Papers with “kill Jews” were found at the Jewish Guild for the Blind, this case
might be related to another one downtown. The other incident was at the mosque
at 1 RSD, where a worker found a glass door shattered. No arrests in either
• PSA 6 – Four major crimes reported
and overall crime is down 33% for the 28-day period, up 5% year to date.
Thirty-one arrests in 30 days.
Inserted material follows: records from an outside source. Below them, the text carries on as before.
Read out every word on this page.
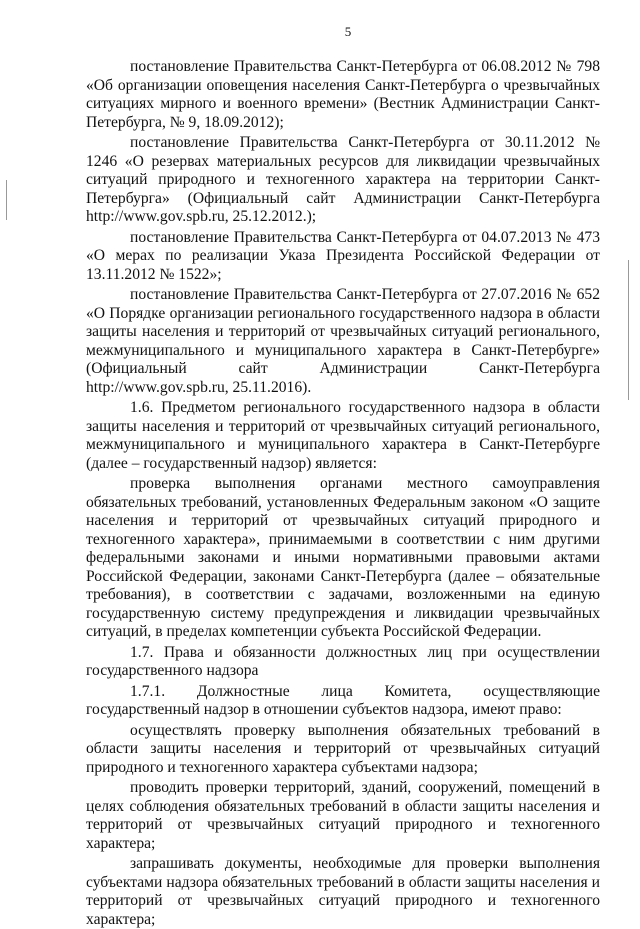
5

постановление Правительства Санкт-Петербурга от 06.08.2012 № 798 «Об организации оповещения населения Санкт-Петербурга о чрезвычайных ситуациях мирного и военного времени» (Вестник Администрации Санкт-Петербурга, № 9, 18.09.2012);

постановление Правительства Санкт-Петербурга от 30.11.2012 № 1246 «О резервах материальных ресурсов для ликвидации чрезвычайных ситуаций природного и техногенного характера на территории Санкт-Петербурга» (Официальный сайт Администрации Санкт-Петербурга http://www.gov.spb.ru, 25.12.2012.);

постановление Правительства Санкт-Петербурга от 04.07.2013 № 473 «О мерах по реализации Указа Президента Российской Федерации от 13.11.2012 № 1522»;

постановление Правительства Санкт-Петербурга от 27.07.2016 № 652 «О Порядке организации регионального государственного надзора в области защиты населения и территорий от чрезвычайных ситуаций регионального, межмуниципального и муниципального характера в Санкт-Петербурге» (Официальный сайт Администрации Санкт-Петербурга http://www.gov.spb.ru, 25.11.2016).

1.6. Предметом регионального государственного надзора в области защиты населения и территорий от чрезвычайных ситуаций регионального, межмуниципального и муниципального характера в Санкт-Петербурге (далее – государственный надзор) является:

проверка выполнения органами местного самоуправления обязательных требований, установленных Федеральным законом «О защите населения и территорий от чрезвычайных ситуаций природного и техногенного характера», принимаемыми в соответствии с ним другими федеральными законами и иными нормативными правовыми актами Российской Федерации, законами Санкт-Петербурга (далее – обязательные требования), в соответствии с задачами, возложенными на единую государственную систему предупреждения и ликвидации чрезвычайных ситуаций, в пределах компетенции субъекта Российской Федерации.

1.7. Права и обязанности должностных лиц при осуществлении государственного надзора

1.7.1. Должностные лица Комитета, осуществляющие государственный надзор в отношении субъектов надзора, имеют право:

осуществлять проверку выполнения обязательных требований в области защиты населения и территорий от чрезвычайных ситуаций природного и техногенного характера субъектами надзора;

проводить проверки территорий, зданий, сооружений, помещений в целях соблюдения обязательных требований в области защиты населения и территорий от чрезвычайных ситуаций природного и техногенного характера;

запрашивать документы, необходимые для проверки выполнения субъектами надзора обязательных требований в области защиты населения и территорий от чрезвычайных ситуаций природного и техногенного характера;
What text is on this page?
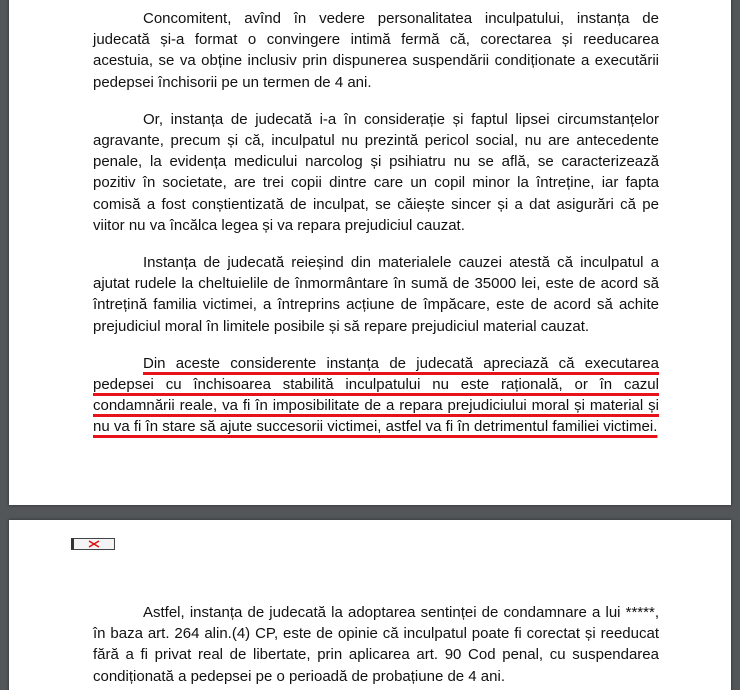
Concomitent, avînd în vedere personalitatea inculpatului, instanța de judecată și-a format o convingere intimă fermă că, corectarea și reeducarea acestuia, se va obține inclusiv prin dispunerea suspendării condiționate a executării pedepsei închisorii pe un termen de 4 ani.

Or, instanța de judecată i-a în considerație și faptul lipsei circumstanțelor agravante, precum și că, inculpatul nu prezintă pericol social, nu are antecedente penale, la evidența medicului narcolog și psihiatru nu se află, se caracterizează pozitiv în societate, are trei copii dintre care un copil minor la întreține, iar fapta comisă a fost conștientizată de inculpat, se căiește sincer și a dat asigurări că pe viitor nu va încălca legea și va repara prejudiciul cauzat.

Instanța de judecată reieșind din materialele cauzei atestă că inculpatul a ajutat rudele la cheltuielile de înmormântare în sumă de 35000 lei, este de acord să întrețină familia victimei, a întreprins acțiune de împăcare, este de acord să achite prejudiciul moral în limitele posibile și să repare prejudiciul material cauzat.

Din aceste considerente instanța de judecată apreciază că executarea pedepsei cu închisoarea stabilită inculpatului nu este rațională, or în cazul condamnării reale, va fi în imposibilitate de a repara prejudiciului moral și material și nu va fi în stare să ajute succesorii victimei, astfel va fi în detrimentul familiei victimei.

Astfel, instanța de judecată la adoptarea sentinței de condamnare a lui *****, în baza art. 264 alin.(4) CP, este de opinie că inculpatul poate fi corectat și reeducat fără a fi privat real de libertate, prin aplicarea art. 90 Cod penal, cu suspendarea condiționată a pedepsei pe o perioadă de probațiune de 4 ani.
Two search warrants in Amsterdam Houses.
Wise towers family day is July 17, 2009 from
12PM to 6PM.
Our next meeting will be September 22, 9:30 AM.
Present: Penny Ryan, District Manager, John Martinez, Asst.
District Manager; Det. John Ramos, PSA 6; Capt. Chris McCormack, Lt. DeSantis,
Det. Vassallo, 20th Pct; PO White, PO Durante, 24th Pct; Det. Faulkner, NYPD
Community Affairs Bureau; Leah Donaldson, DOB; Josh Orzeck, DOT; Jenu Brar, DA’s
Office; Marc Vaccaro, Parks; Michael J. Burke, Robert Holzmaier, FDNY; Caroline
Bragdon, DOHMH; PO Donadelle, NYPD TD1; Paula Sanders, CCHR; Chris Villari, DEP;
Norberto Acevedo, DDC/OCCN; Carlos Infante, HRA; Susan Singer, NYPL; Jesse
Bodine, Council Member Gale Brewer’s office; Jared Chausew, Sen. Duane’s office;
Kristen Oates, Sarena Lewit, Goddard Riverside; Pat Richardi, Con Ed; Marjorie
Cohen, WCPP; Peter Arndtsen, Columbus-Amsterdam BID; A. Vargas, Clean Up NY.